Sunday, March 11, 2018

The Uncommon ReaderThe Uncommon Reader by Alan Bennett

My rating: 4 of 5 stars


"'[...] briefing is not reading. In fact it is the antithesis of reading. Briefing is terse, factual and to the point. Reading is untidy, discursive and perpetually inviting. Briefing closes down a subject, reading it opens it up.'"

A short review of a very short and uncommonly charming book about the pleasures of reading. Alan Bennett's The Uncommon Reader (2007), a novella which illustrates the transformative power of reading, could serve as a symbol what Goodreads is all about.

The Queen of the United Kingdom (the author clearly refers to the actual Queen), when looking for a stray dog of hers, happens upon a travelling library. She feels like checking a book out and so begins her love affair with reading, the affair that first amuses and then annoys the royal circles and particularly her numerous handlers. During that first encounter with the mobile library the Queen also meets another patron, Norman, a lowly kitchen worker in her Majesty's service. Norman, whom the Queen has promoted to the position of a page, becomes her literary guide, and she even takes to calling him her "amanuensis." Gradually, the high-level members of the Queen's entourage begin trying to channel the Queen's new passion into more "productive" domains or to discourage her from reading, which, inevitably, leads to a dramatic conclusion with a superb twist on the last page.

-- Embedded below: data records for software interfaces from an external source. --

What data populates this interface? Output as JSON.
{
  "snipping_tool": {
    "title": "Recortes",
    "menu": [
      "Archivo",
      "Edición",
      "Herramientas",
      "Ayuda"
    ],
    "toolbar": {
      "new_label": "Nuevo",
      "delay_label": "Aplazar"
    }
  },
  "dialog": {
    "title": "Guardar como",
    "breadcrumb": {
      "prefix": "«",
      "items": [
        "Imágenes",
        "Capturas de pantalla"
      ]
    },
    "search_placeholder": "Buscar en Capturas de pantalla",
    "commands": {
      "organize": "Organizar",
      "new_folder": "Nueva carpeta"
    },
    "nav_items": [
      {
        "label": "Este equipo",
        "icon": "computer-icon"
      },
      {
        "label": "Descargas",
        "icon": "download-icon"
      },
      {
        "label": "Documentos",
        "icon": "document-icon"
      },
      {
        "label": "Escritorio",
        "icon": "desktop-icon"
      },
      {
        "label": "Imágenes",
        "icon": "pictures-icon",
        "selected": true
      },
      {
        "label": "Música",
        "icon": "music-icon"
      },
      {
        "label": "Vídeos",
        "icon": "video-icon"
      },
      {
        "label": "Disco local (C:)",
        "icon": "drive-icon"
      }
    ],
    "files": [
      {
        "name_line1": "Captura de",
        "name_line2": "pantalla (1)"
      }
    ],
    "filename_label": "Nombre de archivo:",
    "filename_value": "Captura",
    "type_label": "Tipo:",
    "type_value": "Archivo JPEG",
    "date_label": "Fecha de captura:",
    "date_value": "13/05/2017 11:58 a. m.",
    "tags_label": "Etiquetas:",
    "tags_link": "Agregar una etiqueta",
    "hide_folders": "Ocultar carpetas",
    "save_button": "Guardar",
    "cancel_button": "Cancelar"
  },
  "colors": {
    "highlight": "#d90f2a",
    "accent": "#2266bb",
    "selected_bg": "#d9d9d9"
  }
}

The Uncommon Reader is a feather-light book with wonderfully feather-light prose. It is also strongly inspiring, particularly to all of us here on Goodreads as it validates our love for books and reading. It is also hilarious and the reader will often giggle or laugh out loud as I did upon reading, for instance, the following sentence:
"Men (and this included Mrs Thatcher) wanted show."
A fabulous read!

Four stars.

I have a language question related to the book and addressed to native British English speakers. I had learned British English as my second language before I began using the U.S. version, so the impersonal form "one should" instead of "you should" or "people should" sounds natural to me. However in the novella the Queen uses the impersonal "one" particularly often when referring to herself: "One is relieved to hear it," "Are you suggesting one rations one's reading?" Is it a convention that a British monarch refers to herself or himself as "one"? Google has not helped me with finding an answer.